CRISPR-based tech offers breakthrough in diabetes, obesity treatment
07 August 2017
Gene-editing technology CRISPR has scored another hit, as researchers claim a new form of gene therapy administered through skin transplants using CRISPR can help improve treatments for Type-2 diabetes and obesity.
Researchers from the University of Chicago edited the skin stem cells from newborn mice, which prompted the cells to secrete glucagon-like peptide 1 (GLP1) - a hormone that stimulates the pancreas to secrete insulin and regulates blood sugar.
The cells when transplanted onto mice showed the grafts increased insulin secretion and reversed weight gain from a high-fat diet, as well as overturned insulin resistance.
"We resolved some technical hurdles and designed a mouse-to-mouse skin transplantation model in animals with intact immune systems," said Xiaoyang Wu, assistant professor at the University of Chicago.
"We think this platform has the potential to lead to safe and durable gene therapy in mice and we hope, someday, in humans, using selected and modified cells from skin," Wu added.
The researchers inserted one mutation, designed to extend the hormone's half-life in the blood stream, and fused the modified gene to an antibody fragment so that GLP-1 would circulate in the blood stream longer.

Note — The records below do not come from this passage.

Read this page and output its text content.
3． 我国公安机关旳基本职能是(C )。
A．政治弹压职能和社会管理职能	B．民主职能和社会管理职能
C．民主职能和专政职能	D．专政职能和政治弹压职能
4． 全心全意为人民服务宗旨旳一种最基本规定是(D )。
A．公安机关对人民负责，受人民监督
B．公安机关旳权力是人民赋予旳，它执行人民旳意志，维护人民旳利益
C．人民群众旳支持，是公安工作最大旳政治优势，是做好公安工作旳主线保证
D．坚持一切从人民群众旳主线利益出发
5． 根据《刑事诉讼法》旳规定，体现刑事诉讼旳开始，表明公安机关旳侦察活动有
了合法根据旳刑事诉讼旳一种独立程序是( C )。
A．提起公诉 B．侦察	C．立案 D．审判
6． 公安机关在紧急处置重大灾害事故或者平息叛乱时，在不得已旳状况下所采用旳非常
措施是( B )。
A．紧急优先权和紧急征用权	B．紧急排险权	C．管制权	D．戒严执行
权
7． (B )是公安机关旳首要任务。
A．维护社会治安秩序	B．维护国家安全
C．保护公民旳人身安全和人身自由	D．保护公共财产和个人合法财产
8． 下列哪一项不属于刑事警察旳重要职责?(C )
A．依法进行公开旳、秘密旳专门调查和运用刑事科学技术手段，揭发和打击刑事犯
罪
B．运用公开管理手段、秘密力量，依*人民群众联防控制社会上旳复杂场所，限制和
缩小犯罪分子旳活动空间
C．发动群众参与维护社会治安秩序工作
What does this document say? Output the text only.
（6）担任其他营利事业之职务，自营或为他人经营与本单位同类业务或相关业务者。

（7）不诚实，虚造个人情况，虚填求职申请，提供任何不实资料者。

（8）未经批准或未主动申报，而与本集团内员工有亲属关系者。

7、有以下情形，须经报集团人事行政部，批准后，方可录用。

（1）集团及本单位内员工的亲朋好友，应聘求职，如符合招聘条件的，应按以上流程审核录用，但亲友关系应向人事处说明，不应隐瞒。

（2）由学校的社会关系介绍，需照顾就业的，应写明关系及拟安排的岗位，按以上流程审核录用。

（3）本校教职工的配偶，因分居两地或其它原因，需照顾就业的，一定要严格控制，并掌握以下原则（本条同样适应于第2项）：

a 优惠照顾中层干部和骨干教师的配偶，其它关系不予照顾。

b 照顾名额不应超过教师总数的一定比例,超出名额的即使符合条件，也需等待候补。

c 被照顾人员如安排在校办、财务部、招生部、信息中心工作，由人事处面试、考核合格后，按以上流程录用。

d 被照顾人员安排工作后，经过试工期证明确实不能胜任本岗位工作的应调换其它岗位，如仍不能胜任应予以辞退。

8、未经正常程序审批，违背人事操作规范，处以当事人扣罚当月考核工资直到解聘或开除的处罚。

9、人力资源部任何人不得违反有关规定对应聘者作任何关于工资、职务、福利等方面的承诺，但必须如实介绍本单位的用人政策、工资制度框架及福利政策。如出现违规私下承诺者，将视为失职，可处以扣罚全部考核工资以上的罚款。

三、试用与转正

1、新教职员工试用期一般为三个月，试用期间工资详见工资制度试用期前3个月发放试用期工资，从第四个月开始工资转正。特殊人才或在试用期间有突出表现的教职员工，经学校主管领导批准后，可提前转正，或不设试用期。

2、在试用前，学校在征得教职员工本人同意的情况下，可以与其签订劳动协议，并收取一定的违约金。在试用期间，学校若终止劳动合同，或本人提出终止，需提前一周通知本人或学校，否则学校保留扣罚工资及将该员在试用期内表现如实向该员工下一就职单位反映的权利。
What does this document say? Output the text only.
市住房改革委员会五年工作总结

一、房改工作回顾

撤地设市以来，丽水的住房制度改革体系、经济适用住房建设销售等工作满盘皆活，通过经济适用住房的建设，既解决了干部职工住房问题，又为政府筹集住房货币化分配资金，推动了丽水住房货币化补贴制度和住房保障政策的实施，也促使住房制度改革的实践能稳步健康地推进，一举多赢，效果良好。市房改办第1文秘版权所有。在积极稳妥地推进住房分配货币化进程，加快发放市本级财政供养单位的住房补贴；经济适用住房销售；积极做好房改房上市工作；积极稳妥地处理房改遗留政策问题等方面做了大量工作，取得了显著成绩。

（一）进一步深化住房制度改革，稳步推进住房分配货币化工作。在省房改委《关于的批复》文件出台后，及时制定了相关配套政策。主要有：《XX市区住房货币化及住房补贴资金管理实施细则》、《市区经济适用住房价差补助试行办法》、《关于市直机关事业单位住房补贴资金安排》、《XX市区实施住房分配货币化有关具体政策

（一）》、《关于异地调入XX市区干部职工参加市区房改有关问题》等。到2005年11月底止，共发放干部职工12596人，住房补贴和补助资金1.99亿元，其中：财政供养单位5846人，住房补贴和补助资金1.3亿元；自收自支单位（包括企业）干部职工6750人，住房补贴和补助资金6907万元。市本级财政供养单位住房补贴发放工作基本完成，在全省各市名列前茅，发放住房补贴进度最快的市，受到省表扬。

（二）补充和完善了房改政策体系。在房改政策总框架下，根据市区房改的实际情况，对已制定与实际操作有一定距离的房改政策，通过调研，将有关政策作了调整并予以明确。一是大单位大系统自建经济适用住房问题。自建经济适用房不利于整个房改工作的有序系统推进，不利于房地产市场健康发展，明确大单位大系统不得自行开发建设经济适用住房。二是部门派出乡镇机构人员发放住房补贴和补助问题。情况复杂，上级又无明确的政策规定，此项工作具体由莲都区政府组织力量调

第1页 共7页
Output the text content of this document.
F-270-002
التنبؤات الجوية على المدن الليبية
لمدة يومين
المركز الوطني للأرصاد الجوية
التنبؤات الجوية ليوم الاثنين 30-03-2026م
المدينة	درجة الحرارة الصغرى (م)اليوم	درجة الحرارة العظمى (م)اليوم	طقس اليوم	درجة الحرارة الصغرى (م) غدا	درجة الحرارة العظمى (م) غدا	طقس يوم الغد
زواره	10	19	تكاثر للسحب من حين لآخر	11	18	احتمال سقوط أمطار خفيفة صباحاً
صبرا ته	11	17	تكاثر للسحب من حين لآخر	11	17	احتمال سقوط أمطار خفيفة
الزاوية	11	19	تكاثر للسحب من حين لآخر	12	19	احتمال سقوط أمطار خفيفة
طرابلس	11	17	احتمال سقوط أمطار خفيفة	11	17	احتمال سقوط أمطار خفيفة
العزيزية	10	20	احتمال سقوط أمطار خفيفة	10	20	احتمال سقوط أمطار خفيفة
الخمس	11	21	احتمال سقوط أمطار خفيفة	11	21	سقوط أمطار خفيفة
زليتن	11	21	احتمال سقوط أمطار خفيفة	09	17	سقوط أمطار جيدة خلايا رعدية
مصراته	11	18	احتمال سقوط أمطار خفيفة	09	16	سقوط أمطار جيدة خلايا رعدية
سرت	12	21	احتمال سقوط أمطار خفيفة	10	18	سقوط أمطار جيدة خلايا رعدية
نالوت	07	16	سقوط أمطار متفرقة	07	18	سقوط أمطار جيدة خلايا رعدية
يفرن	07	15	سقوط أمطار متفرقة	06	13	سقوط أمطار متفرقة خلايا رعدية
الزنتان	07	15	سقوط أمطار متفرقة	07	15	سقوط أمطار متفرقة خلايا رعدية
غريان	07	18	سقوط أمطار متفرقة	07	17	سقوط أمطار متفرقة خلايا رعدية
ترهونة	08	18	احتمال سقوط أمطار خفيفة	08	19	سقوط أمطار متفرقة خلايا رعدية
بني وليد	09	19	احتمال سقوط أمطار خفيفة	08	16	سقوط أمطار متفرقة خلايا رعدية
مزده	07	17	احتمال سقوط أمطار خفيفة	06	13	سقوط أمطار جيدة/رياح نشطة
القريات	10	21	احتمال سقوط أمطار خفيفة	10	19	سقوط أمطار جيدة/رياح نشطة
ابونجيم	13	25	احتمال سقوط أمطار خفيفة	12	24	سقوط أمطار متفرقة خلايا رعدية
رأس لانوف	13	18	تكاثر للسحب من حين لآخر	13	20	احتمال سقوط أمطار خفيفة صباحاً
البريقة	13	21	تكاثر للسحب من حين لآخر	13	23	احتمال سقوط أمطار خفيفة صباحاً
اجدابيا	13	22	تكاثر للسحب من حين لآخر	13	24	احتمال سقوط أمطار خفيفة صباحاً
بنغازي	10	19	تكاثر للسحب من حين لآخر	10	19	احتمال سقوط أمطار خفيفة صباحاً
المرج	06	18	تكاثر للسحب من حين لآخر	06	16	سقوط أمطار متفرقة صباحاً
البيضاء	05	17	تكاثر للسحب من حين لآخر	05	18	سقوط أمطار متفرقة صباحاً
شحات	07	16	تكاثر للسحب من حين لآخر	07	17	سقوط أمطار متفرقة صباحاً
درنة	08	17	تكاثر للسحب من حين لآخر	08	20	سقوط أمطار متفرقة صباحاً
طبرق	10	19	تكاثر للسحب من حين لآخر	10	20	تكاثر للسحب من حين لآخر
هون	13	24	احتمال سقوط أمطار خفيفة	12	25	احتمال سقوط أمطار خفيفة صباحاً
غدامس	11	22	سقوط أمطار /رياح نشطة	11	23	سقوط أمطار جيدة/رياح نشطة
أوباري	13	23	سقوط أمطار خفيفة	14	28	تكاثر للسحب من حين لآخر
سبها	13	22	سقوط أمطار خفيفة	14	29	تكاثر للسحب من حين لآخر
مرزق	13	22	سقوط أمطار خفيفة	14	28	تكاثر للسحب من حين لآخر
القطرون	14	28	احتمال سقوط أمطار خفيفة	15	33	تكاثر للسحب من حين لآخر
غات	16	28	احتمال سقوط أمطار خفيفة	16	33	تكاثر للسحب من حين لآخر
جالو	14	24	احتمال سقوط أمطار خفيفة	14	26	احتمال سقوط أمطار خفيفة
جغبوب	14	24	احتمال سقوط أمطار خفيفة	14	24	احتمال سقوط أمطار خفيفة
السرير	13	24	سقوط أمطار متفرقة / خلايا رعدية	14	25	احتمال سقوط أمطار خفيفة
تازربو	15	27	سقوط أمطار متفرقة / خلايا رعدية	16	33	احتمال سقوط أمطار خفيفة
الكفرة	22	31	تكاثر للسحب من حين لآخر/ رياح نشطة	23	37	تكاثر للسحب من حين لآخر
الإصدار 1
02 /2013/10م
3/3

They also attached an inducible promoter, which enabled them to turn on the gene to make more GLP1 as needed, by exposing it to the antibiotic doxycycline, the researchers said in the paper published in the journal Cell Stem Cell.
When the mice were fed minute amounts of doxycycline, they released GLP1 into the blood, which promptly increased blood-insulin levels and reduced blood-glucose levels.
When high-fat diet was combined with doxycycline, the mice secreted GLP1 and gained less weight, suggesting that "cutaneous gene therapy for GLP1 secretion could be practical and clinically relevant".
"We think this can provide a long-term safe option for the treatment of many diseases. It could be used to deliver therapeutic proteins, replacing missing proteins for people with a genetic defect such as hemophilia. Or it could function as a metabolic sink, removing various toxins," Wu said.